There is also concern about the possible unintended consequences of novel alternative packaging materials. Some, which are being swiftly introduced due to consumer demand, have not yet been properly assessed for their environmental impact and energy use to manufacture.
Implications for members
Working closely with members, the NFU has identified some key areas where growers may be, or may already have been, affected by changes made by retailers. This includes cases where growers have not been able to cope with the speed at which changes which require investment in specialised machinery have been made.
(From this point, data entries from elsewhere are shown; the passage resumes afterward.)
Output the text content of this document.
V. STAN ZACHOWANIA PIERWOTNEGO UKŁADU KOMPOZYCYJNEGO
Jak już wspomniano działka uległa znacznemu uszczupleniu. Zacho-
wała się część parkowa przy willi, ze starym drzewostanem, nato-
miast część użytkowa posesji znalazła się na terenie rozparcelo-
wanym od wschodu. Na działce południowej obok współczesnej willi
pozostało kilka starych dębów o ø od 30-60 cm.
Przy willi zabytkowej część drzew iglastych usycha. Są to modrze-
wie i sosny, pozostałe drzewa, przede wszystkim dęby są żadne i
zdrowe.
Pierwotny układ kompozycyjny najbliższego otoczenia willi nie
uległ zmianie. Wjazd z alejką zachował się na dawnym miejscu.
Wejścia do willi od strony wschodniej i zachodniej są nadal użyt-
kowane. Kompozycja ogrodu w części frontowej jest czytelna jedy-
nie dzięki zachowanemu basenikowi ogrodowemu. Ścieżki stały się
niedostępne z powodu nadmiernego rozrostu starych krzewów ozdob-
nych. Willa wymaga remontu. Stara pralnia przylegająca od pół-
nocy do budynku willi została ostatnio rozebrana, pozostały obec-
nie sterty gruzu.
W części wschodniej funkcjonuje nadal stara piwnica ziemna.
Many growers are concerned that immediate shifts to novel materials may be short-lived and at their expense. While keen to play their part in plastic-use reduction, there are also concerns from growers around the potential for increased labour demands, and logistical and financial implications, particularly if the correct infrastructure, education and investment at local authority level is not introduced.
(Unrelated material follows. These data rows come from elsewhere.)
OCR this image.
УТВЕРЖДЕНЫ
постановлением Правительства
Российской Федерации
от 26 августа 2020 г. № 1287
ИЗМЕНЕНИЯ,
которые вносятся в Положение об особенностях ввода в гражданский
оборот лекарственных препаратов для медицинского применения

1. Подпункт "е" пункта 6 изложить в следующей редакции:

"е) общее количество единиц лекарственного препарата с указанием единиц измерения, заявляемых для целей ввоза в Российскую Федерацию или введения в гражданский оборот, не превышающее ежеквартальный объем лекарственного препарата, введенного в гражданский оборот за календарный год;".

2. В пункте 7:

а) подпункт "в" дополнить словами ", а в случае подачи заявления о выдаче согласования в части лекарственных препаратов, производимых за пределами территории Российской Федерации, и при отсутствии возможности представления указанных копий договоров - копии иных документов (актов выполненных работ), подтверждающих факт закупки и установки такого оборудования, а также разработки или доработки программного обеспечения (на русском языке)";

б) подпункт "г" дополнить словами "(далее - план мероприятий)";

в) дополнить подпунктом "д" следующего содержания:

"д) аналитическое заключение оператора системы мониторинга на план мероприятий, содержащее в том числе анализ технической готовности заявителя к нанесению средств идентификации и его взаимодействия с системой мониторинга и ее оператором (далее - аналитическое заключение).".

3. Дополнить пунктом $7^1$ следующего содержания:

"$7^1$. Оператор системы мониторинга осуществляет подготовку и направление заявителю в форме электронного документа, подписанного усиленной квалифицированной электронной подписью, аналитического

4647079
Several growers have piloted their own initiatives, developing alternatives to plastic packaging including compostable trays made from plant waste and the use of cardboard trays and pots. Others have explored black pot recycling and pot-return schemes, as well engaging with the Horticultural Trade Association’s ‘taupe pot’ initiative, which aims to reduce black pot usage across the industry.
Wider industry discussion is moving in a collaborative direction, with an increased drive for a joined-up approach that involves the supply chain as well as top-down intervention from government. While the approach is not yet detailed, the notion of a ‘circular economy’ is a common theme.
It requires that:
- Where packaging must be used, it should be reused, recycled or composted
- Packaging design is intelligent, minimising waste
- Waste is viewed as a resource that has value after its primary usage.
Proposals made via consultations as part of the Resource and Waste Strategy have included:
- A Deposit Return Scheme in England, Wales and Northern Ireland to be implemented from 2023. This will initially look to feature bottles, but is considered as a potential approach for black pots in the ornamental sector
- A reformed UK packaging responsibility system. This consultation looks at extended producer responsibility (EPR) and could shift responsibility for product design and usage onto the producers and manufacturers who put it on the market
- Consistency in household and business recycling collections in England. A streamlining initiative has been trialled in Wales across local authorities and is being considered as a potential means of improving recycling rates
- Plastic Packaging Tax to be implemented by 2022. This tax would be imposed upon the production and import of plastic packaging with less than 30% recycled content.
Despite the wider plastics issue being a pressing one requiring impactful intervention, there are opportunities for the horticulture sector to positively lead change across the industry.
The NFU’s engagement in the Environment Bill and other consultations will be crucial in ensuring fair representation of our growers, as well as in contributing to a sustainable horticulture sector.